Health & Medical Health & Medicine Journal & Academic

Low Serum Potassium Predicts Chronic Kidney Disease

Low Serum Potassium Predicts Chronic Kidney Disease

Discussion


The major finding of this study is that low serum potassium concentration is a risk factor for the development of CKD in Japanese subjects. Moreover, we identified that serum potassium concentration below 4 mmol/l is a predictor of CKD. This finding is of clinical importance because most physicians consider serum potassium concentrations of 3.5–3.9 mmol/l to be within normal limits. In fact, 149 subjects with serum potassium concentration of 3.5–3.9 mmol/l developed CKD (33.6%), which was more frequently than that with serum potassium concentration of equal to or above 4 mmol/l (16.1%; p < 0.0001).

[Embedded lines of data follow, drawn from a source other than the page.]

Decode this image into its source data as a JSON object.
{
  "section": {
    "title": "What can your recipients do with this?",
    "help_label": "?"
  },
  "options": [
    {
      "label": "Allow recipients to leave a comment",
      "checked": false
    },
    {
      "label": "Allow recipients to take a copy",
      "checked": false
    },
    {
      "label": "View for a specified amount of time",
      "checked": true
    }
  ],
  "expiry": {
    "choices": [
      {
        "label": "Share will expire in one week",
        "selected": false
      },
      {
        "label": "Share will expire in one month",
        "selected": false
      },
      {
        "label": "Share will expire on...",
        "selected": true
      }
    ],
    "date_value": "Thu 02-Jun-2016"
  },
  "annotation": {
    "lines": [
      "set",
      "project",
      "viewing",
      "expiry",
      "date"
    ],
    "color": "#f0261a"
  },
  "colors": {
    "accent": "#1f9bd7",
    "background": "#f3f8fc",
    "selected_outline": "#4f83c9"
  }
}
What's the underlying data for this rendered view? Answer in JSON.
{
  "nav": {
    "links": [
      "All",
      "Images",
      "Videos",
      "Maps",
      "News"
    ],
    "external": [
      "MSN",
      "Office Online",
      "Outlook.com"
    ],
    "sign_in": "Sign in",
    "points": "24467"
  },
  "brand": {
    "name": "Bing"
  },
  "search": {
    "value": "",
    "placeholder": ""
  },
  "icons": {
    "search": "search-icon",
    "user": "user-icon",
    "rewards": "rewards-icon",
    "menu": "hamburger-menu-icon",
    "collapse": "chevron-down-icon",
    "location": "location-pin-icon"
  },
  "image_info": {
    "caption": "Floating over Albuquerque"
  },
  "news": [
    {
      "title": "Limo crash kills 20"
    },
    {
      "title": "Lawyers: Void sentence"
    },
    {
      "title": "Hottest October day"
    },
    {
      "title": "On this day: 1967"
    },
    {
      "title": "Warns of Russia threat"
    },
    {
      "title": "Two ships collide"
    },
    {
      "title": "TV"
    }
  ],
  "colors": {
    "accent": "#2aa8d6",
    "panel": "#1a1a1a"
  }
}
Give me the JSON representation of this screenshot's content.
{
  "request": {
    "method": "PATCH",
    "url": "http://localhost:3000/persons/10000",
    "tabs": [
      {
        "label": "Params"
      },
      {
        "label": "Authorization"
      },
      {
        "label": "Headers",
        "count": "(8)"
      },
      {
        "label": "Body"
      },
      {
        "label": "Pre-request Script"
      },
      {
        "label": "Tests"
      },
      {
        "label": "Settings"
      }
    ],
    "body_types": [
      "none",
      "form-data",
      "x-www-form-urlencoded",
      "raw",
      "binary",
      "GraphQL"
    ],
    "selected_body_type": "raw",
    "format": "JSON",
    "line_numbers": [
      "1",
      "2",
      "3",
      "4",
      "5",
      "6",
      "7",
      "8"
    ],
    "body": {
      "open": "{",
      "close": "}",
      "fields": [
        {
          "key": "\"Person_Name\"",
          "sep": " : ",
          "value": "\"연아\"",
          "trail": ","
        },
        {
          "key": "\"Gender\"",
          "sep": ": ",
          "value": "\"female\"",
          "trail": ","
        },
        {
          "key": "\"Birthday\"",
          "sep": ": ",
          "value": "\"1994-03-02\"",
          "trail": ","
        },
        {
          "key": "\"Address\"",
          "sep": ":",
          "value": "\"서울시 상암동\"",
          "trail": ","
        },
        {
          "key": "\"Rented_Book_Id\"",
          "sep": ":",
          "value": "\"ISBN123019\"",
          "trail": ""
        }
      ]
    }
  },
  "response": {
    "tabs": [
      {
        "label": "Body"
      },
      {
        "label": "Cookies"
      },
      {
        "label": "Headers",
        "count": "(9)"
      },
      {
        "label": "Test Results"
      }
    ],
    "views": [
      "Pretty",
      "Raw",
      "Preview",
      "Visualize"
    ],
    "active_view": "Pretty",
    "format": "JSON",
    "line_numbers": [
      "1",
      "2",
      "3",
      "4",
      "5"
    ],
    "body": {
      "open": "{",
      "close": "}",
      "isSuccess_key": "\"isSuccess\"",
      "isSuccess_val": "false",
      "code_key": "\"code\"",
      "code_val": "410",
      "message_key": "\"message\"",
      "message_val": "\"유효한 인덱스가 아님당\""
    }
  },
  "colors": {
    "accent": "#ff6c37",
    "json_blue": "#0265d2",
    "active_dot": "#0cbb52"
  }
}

Previous studies have reported the association between potassium and CVD or mortality. Intake of potassium reduced the risk of stroke or all-cause mortality, low potassium intake increased the risk of mortality from CVD and low serum potassium concentration increased the risk of CVD. However, the relationship between serum potassium concentration and the development of CKD has not been investigated. In this study, multiple regression analysis revealed that low serum potassium concentration could be a predictor of CKD after adjustment for the known risk factors. Recent studies reported that CKD was associated with increased CVD and all-cause mortality. Therefore, it is important to identify predictor of CKD. To our knowledge, this is the first report to identify serum potassium concentration as a possible predictor of CKD in healthy subjects.

Under normal conditions, serum potassium concentration is maintained within the narrow range of 3.5–5.0 mmol/l despite great variations in water and food intake and interplays with neurohormonal pathways, blood pressure and sodium homeostasis. Although a mechanism that could explain the association between serum potassium concentration and development of CKD has not been clear, there are some studies which support the protective effect of potassium from the development of CKD. Increase in potassium concentration reduces cultured vascular smooth muscle cell proliferation, inhibits free radical formation from vascular endothelial cells and macrophages, and inhibits platelet aggregation and arterial thrombosis, all of which lead to protect from the development of CKD. Raising extracellular potassium concentration by 1 mmol/l caused a highly significant decrease in free radical formation, smooth muscle proliferation and thrombus formation. Furthermore, elevation of potassium concentration reduces renal vascular resistance and increases glomerular filtration rate. Higher serum potassium concentration is associated with reduced activity of renin-angiotensin-aldosterone system or use of renin-angiotensin-aldosterone system antagonists such as angiotensin-converting enzyme inhibitor or angiotensin II receptor blocker, which has been shown to slow progression of CKD. However, none of the subjects in this study were taking any medications known to affect serum potassium concentration. In addition, potassium depletion or low potassium intake could play a pivotal role in blood pressure regulation. However, serum potassium concentration was an independent predictor of CKD after adjustment of systolic blood pressure in this study.

In general, we pay little attention to serum potassium concentration among normal range as a risk factor for progression of CKD. Therefore, it is important to clarify the role of serum potassium concentration in the progression of CKD. We suggest that examination of the low serum potassium concentration can be practical screening tool of CKD and it is beneficial to recognise segment of the population whose serum potassium concentration is low. Furthermore, potassium supplementation could be one of the treatments to protect the development of CKD in subjects with low serum potassium concentration. Replication of this study and additional studies are suggested.

This study has several strengths, including the community-based sample, and long duration of follow-up. Nevertheless, several limitations may affect the interpretation of these results. First, we have used eGFR < 60 ml/min/1.73 m as a clinical end-point rather than urinary protein excretion. It was supported by the reports that a reduced eGFR was associated with increased risks of death, cardiovascular events and hospitalisation, which was independent of the presence of documented proteinuria. However, we believe it is worthy of note that low serum potassium concentration could be a predictor of CKD in outpatient and routine medical check-up setting. Second, we have not measured activity of renin-angiotensin-aldosterone system. Third, we did not have information about supplements or herbal medicine, which may lower serum potassium concentration. Last, the study population consisted of Japanese men and women, therefore, it is uncertain whether these findings are generalised in other ethnic groups. Interventional studies are also needed to evaluate the effectiveness of potassium supplementation to protect the development of CKD in subjects with low serum potassium concentration.